Although there is no applications in everyday clinical practice yet, in depth studies on the histone methylation dysregulation of lung cancer not only help better understand the mechanism of tumorigenesis and development of lung cancer, but also lead to discovery of potential molecular targets, biomarkers, and therapeutic candidates for lung cancer. Additionally, lung cancer with certain histone methylation features may provide new fine classifications in lung cancer that eventually leads to precise personal medicine. Moreover, the development of histone methylation modifier inhibitors, such as EZH2 or LSD1 inhibitors, not only provides promising therapeutic choices for lung cancer treatment, but also may benefit patients who are resistant to current targeted therapies like tyrosine kinase (e.g. EGFR) inhibition by combining with chemotherapy [61, 173].

Meanwhile, challenges still exist and have revealed directions for future research. First, targeting one histone methyl residue or one certain related enzyme may result in diverse unpredictable effects. This is because the interactions between histones, histone methyltransferases and histone demethylases appear to be influenced by the subtle environment surrounding the residue, and crosstalk between different methylated sites are also involved [179]. For example, H3K9me3 prevented SET7-dependent mono-methylation on H3K4 [180], and H3K4me3 prevented G9a- or other H3K9 KMTs-mediated methylation on H3K9 [179, 181]. Second, the lack of complete information and thorough understanding about histone methylation remains an obstacle to further developing epigenetic strategies for lung cancer. For instance, until now, H3K79-specific KDMs have not been reported yet [182]. Additionally, the regulatory mechanism behind the precise assignment of different methyltransferas/demethylasessjbe is not fully explained [183]. The third challenge is to develop more specific inhibitors with clinical application potential, since most histone methyltransferases or demethylases share similar structures and catalytic domains. Take SET domain for example, it participates in a number of reactions, whereas a majority of KMTs contain this domain [42]. A number of inhibitors targeting SET domain were found lacking specificity, which may lead to unwanted effects [184]. The first two challenges require further mechanistic investigations, which are important to complete the map of histone methylation in lung cancer. To deal with the third challenge, rational drug design is necessary to develop relative inhibitors with high selectivity and satisfactory pharmacokinetics. In addition, more pre-clinical and clinical studies are also required to evaluate the anti-tumor efficacy and side effects of new drugs.

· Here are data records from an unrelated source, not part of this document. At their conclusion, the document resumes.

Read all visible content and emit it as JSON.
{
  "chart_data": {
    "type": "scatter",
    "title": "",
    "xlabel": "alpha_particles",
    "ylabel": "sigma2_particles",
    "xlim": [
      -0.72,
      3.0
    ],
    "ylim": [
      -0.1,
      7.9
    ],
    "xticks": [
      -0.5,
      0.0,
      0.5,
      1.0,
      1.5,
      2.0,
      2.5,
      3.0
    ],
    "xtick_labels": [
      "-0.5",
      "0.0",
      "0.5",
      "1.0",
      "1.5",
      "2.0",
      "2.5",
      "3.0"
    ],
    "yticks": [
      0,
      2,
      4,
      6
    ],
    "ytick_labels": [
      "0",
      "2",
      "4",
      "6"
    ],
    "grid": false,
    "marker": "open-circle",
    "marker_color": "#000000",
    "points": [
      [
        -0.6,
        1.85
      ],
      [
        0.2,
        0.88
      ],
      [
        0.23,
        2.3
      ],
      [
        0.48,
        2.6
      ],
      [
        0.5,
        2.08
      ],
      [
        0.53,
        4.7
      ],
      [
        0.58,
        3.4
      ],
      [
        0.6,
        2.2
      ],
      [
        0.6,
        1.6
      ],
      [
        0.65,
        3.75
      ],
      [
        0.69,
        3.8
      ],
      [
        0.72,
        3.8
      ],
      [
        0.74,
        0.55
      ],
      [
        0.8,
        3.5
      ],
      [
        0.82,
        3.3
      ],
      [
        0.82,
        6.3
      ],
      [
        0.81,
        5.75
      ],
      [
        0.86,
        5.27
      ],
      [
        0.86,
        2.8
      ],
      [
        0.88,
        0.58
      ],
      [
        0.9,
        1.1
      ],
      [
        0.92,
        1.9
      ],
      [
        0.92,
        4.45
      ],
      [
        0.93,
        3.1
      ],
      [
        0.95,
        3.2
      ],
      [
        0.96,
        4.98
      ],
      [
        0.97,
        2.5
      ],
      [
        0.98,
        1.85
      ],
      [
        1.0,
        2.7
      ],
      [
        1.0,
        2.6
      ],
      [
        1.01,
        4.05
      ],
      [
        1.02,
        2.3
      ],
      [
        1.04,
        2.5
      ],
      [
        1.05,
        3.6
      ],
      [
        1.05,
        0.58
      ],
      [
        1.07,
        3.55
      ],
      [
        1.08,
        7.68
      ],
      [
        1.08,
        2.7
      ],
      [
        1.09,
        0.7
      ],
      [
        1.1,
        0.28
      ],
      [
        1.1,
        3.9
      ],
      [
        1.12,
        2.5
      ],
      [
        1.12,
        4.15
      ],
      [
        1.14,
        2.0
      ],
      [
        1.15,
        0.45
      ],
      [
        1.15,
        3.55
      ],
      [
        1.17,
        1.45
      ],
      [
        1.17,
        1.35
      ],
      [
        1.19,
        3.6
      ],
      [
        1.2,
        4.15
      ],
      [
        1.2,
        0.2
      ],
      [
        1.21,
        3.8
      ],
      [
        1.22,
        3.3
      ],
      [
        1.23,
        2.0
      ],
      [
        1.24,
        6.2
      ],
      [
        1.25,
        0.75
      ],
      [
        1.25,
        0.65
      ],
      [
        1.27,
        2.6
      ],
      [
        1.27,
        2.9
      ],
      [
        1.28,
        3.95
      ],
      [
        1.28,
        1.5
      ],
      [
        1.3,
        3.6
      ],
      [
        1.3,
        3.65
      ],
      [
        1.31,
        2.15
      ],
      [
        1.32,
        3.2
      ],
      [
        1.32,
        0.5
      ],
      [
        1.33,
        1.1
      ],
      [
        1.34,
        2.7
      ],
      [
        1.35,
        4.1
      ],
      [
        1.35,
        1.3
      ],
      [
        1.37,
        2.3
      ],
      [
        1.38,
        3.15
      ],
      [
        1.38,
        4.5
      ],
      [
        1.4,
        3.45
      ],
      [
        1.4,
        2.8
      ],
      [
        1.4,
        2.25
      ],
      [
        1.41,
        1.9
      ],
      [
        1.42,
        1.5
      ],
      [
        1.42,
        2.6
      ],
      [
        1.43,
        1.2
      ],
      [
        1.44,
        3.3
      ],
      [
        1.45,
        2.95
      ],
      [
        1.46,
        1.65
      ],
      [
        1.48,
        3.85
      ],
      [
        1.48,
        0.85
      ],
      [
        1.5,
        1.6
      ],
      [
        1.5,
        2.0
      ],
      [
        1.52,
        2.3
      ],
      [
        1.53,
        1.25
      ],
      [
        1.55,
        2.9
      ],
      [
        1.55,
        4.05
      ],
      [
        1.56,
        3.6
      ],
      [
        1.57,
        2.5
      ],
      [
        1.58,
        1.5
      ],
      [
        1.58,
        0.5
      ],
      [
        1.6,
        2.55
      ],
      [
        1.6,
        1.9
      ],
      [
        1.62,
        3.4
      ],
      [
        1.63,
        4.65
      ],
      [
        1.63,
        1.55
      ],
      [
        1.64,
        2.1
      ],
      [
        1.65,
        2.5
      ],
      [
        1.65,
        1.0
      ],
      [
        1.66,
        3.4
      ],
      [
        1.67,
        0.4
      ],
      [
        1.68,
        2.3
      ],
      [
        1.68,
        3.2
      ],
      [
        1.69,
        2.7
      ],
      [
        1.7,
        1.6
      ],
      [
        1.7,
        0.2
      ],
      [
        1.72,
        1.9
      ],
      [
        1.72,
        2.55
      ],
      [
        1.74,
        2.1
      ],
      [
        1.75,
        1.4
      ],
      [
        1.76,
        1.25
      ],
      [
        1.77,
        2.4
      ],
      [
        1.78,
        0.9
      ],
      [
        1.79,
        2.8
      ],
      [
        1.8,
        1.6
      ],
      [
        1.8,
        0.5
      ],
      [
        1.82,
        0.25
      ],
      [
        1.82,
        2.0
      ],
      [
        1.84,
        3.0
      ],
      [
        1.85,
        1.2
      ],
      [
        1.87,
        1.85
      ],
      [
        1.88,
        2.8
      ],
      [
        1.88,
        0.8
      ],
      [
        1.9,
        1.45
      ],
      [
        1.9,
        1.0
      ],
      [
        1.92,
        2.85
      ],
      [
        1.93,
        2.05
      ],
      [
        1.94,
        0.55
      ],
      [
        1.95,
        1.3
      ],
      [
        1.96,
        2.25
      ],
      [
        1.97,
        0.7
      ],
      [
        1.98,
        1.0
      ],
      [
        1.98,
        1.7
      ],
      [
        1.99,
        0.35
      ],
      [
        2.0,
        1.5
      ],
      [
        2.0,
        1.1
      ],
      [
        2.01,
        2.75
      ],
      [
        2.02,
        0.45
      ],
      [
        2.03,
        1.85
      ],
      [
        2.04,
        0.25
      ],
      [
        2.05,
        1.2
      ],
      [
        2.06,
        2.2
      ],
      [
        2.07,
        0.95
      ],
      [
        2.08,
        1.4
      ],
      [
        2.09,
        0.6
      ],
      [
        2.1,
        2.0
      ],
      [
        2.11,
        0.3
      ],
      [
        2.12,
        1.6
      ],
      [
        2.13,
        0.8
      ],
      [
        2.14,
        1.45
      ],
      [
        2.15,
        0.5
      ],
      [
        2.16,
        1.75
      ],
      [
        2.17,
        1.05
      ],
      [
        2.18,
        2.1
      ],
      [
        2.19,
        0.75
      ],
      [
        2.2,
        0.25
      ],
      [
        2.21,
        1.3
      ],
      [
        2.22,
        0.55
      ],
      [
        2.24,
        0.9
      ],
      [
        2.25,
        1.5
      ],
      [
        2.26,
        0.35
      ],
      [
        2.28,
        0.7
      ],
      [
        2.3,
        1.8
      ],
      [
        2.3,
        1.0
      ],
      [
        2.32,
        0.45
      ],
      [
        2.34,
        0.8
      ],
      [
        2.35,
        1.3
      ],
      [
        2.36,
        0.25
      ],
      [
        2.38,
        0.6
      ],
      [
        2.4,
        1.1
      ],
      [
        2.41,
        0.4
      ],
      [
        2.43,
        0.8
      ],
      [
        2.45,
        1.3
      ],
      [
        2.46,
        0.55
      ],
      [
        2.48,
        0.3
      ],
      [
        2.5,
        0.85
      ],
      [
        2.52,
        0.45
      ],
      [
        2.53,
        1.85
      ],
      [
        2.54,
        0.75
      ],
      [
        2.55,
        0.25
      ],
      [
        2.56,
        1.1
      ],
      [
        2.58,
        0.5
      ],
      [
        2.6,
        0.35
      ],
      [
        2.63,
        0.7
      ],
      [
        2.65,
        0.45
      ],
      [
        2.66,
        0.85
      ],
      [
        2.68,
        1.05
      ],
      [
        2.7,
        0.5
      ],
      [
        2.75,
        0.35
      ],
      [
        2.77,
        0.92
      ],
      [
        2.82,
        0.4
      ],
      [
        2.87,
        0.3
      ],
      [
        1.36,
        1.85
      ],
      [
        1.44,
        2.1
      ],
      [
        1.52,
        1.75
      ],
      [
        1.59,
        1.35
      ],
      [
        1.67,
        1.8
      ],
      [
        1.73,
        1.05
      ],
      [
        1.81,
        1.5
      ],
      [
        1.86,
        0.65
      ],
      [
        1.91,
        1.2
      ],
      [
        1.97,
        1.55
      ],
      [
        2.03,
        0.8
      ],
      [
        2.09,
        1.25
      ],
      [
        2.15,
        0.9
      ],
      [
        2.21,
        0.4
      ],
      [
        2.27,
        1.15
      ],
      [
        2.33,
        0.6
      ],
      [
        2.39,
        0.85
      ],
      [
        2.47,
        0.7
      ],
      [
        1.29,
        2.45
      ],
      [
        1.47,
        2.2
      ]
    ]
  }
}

In summary, targeting histone methylation is a promising therapeutic strategy for lung cancer treatment. Ever since the recognition of the significance of epigenetic dysregulation in lung cancer, extensive studies have revealed complex but precisely orchestrated regulations mediated by different histone methyltransferases/demethylases. Along with the inhibitors under study or in trials, these efforts have paved the way for an era of better lung cancer therapy.